To me it's clear that most enterprises, especially knowledge intensive, need a platform that provides the capabilities which I have mentioned above. There are many reasons as it can help them make better use of shared knowledge, improve decision-making, increase agility and responsiveness, and facilitate innovation. If innovation, like Idris Motee says, “is like ping-pong", it is because ideas need to be bounced back and forth before they mature and can attract the right people who can bring it to the market. If an organization really considers innovation to be important, it should engage everyone and make innovation everybody's business. It should provide a ping-pong table, give every coworker, partner and customer a racket to play with, and invite them to play.
To me, it is a feasible (pragmatic) strategy to extend and transform the traditional intranet into a social intranet that incorporates these new capabilities.
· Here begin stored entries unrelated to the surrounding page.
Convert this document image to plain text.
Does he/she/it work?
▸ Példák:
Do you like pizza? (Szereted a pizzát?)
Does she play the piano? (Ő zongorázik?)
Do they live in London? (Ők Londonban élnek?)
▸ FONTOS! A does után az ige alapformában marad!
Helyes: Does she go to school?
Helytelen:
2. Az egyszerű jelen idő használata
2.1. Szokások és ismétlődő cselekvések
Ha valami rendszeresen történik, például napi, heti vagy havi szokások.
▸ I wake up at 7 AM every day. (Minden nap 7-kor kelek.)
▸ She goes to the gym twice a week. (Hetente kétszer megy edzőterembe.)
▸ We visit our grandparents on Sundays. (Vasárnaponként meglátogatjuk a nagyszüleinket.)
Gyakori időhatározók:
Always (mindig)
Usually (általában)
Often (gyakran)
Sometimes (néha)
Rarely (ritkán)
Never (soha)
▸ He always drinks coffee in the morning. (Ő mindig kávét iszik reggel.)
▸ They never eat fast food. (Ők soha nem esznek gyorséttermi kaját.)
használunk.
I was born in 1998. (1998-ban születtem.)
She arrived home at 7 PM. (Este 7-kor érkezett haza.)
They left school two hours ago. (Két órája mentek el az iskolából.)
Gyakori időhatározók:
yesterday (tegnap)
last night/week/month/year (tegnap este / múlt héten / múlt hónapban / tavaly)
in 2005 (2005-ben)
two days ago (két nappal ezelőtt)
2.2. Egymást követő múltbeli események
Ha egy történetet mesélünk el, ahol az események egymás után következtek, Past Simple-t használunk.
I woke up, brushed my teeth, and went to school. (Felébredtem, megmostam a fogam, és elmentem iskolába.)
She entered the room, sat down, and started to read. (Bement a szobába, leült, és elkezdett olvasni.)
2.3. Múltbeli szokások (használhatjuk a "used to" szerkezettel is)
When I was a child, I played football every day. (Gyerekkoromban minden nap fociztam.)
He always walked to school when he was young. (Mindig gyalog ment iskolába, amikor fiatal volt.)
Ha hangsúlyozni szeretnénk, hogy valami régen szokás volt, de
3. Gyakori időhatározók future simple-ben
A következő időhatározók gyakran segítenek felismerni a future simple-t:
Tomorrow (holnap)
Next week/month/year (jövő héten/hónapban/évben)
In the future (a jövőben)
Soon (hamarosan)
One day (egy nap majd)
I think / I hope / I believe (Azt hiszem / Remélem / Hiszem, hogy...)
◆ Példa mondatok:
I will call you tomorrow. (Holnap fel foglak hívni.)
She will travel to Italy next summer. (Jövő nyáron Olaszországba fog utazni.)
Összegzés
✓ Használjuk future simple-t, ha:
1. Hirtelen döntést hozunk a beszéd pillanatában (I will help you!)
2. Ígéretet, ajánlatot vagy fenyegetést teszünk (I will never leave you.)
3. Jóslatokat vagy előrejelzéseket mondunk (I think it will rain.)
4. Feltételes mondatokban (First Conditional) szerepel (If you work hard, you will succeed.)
With the risk that using the term “intranet” adds terminology baggage that might cause problems, I have chosen to accept that the expression “social intranet” seems to stick to people’s minds. Using an existing term will likely help people learn about the new things faster than "Enterprise Social Software Platform" (ESSP) possibly could - at least during a transitional phase. There will certainly be a few who will just put lipstick on a pig and call it a "social intranet", but I don’t expect that many people to be fooled to believe that adding some features such as commenting for corporate news stories and profile pages will really transform a traditional intranet into social intranet.
Most people will, if they' don't already, come to understand that a social intranet is not just about adding features such as blogs, wikis, activity feeds, social bookmarking and micro-blogging on top of a traditional intranet; it's about rethinking the purpose of intranets with the intention of bringing the paradigm shift in how we communicate and collaborate that is taking place on the web to the very core of how enterprises are operated and managed. A social intranet needs to be seen as a strategic component when trying to do this.
Although the notion of social intranets is quite new, the business case for social intranets is anything but new. In fact, it has existed as long as there have been enterprises, and it’s growing stronger and stronger the more vital timely access to the right information and knowledge becomes for an enterprise in order to compete and thrive. The business case can easily be summarized, as in this quote from the 2001 IDC whitepaper mentioned above:
“While the costs of not finding information are enormous, they are hidden within the enterprise, and therefore they are rarely perceived as having an impact on the bottom line. Decisions are usually information problems. If they are made with poor or erroneous information, then they put the life of the enterprise at stake. Therefore, it behooves the enterprise to provide the best information-finding tools available and to ensure that all of its intellectual assets have access to them, no matter where they reside.”It’s high time to start serving the long tail of information needs.